So the other day I noticed our Green Lantern back issue section was getting a tad thin, so I did a little restocking. As I did so, I was reminded of that particular storyline in the early 1980s where Hal Jordan, the Green Lantern of Earth, was ordered by that gang of little blue Angry Police Captains to keep an eye on the rest of his assigned space sector instead of just hanging around his home planet all the time.
Thus, starting in issue #151, Hal was exiled from his homeworld and embarked on a series of exciting space adventures that, if memory serves, readers didn’t much care for, and I think didn’t sell all that well (i.e. only achieved sales numbers that Marvel and DC would beg for today).
The “Hal in Space” story more or less wrapped up in issue #171 (Dec. ’83):
…which featured some swell Alex Toth interior art, a “goodbye” of sorts to supporting character Dorine (who featured heavily in this storyline), and a script that was mucked about so much that it got Alan Smithee’d with a pseudonymous credit of “Noel Naive.” (There’s a little about that in the Grand Comics Database entry for this issue.)
And then the next issue, #172, kicked off the new creative team of Len Wein and Dave Gibbons, and all was forgiven, but that’s not what I’m here to talk about.
I’m here to talk about some of those swell Gil Kane covers that popped up on this run. As I was processing some of these back issues for pricing, I was enjoying Kane’s imagery on many of these covers. Kane of course is the artist arguably most associated with the Silver Age version of the character, and ballyhooed as such on this issue early in the space-exile storyline:
Aside from this issue, which also featured Kane interiors, there were seven Kane covers altogether, bunched together at the very end of the run…here they are, all “borrowed” from the Grand Comics Database (except the already pictured #171, scanned from my own collection):
The couple of “generic-y” covers they used, which don’t refer at all to the stories within, have me wondering if they dipped into some inventory images due to deadline issues, budget, not knowing what was actually going to run in the issues, etc.
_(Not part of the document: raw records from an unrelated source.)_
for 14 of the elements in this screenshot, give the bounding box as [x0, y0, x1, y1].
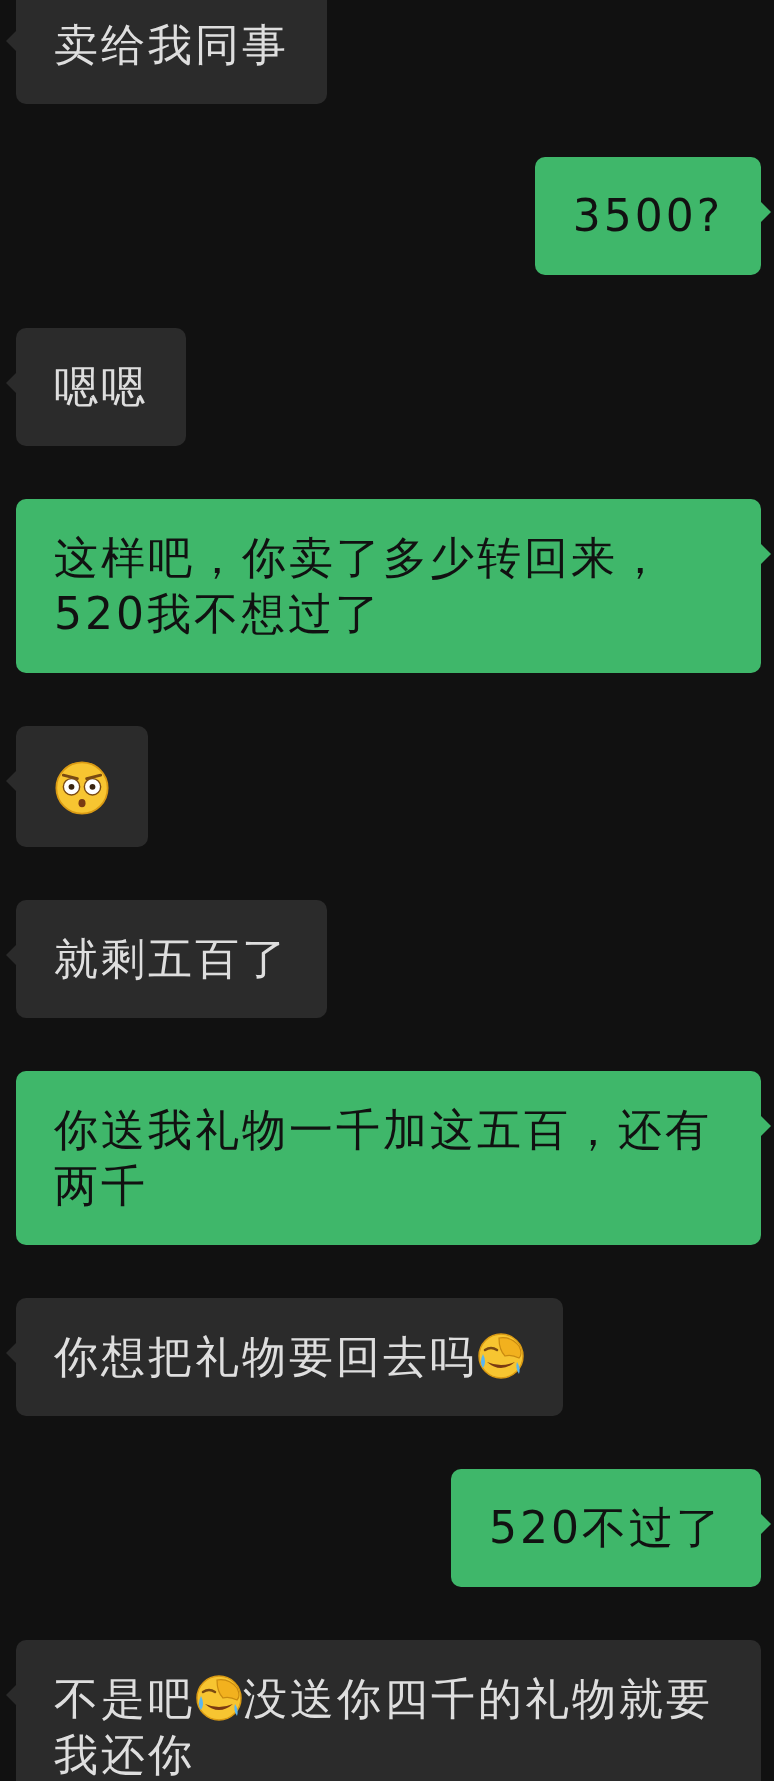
facepalm-face-icon — [477, 1332, 525, 1380]
message-text: 你送我礼物一千加这五百，还有两千 — [54, 1104, 712, 1211]
message-text: 不是吧 — [54, 1672, 195, 1726]
message-text: 这样吧，你卖了多少转回来，520我不想过了 — [54, 532, 665, 639]
message-text: 没送你四千的礼物就要 — [243, 1672, 713, 1726]
facepalm-face-icon — [195, 1674, 243, 1722]
message-text: 就剩五百了 — [54, 933, 289, 984]
message-text: 3500? — [572, 190, 723, 241]
message-text: 我还你 — [54, 1728, 195, 1781]
shocked-face-icon — [54, 760, 110, 816]
message-text: 卖给我同事 — [54, 19, 289, 70]
message-text: 你想把礼物要回去吗 — [54, 1330, 477, 1384]
message-text: 520不过了 — [489, 1502, 723, 1553]
message-text: 嗯嗯 — [54, 361, 148, 412]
Regardless, those are some great Kane images, making for some attractive-looking comics even if the series itself wasn’t all that well-received at the time. Kane would return with another probably-inventory cover for this deadline-doom reprint issue, and then he’d come back for covers and interiors for the last two issues of the series. (And I think there were some art jobs in annuals somewhere in there as well.)
Anyway, this post was just an entirely transparent attempt to enjoy these covers again, and hopefully some of you enjoyed them as well. Kane’s art definitely flips that nostalgia switch for me.
Also, that “exiled in space” storyline? Only lasted 21 issues. Seemed like it was around forever…but at least it was around long enough to generate this fantastically tasteless cover, which makes it all worth it.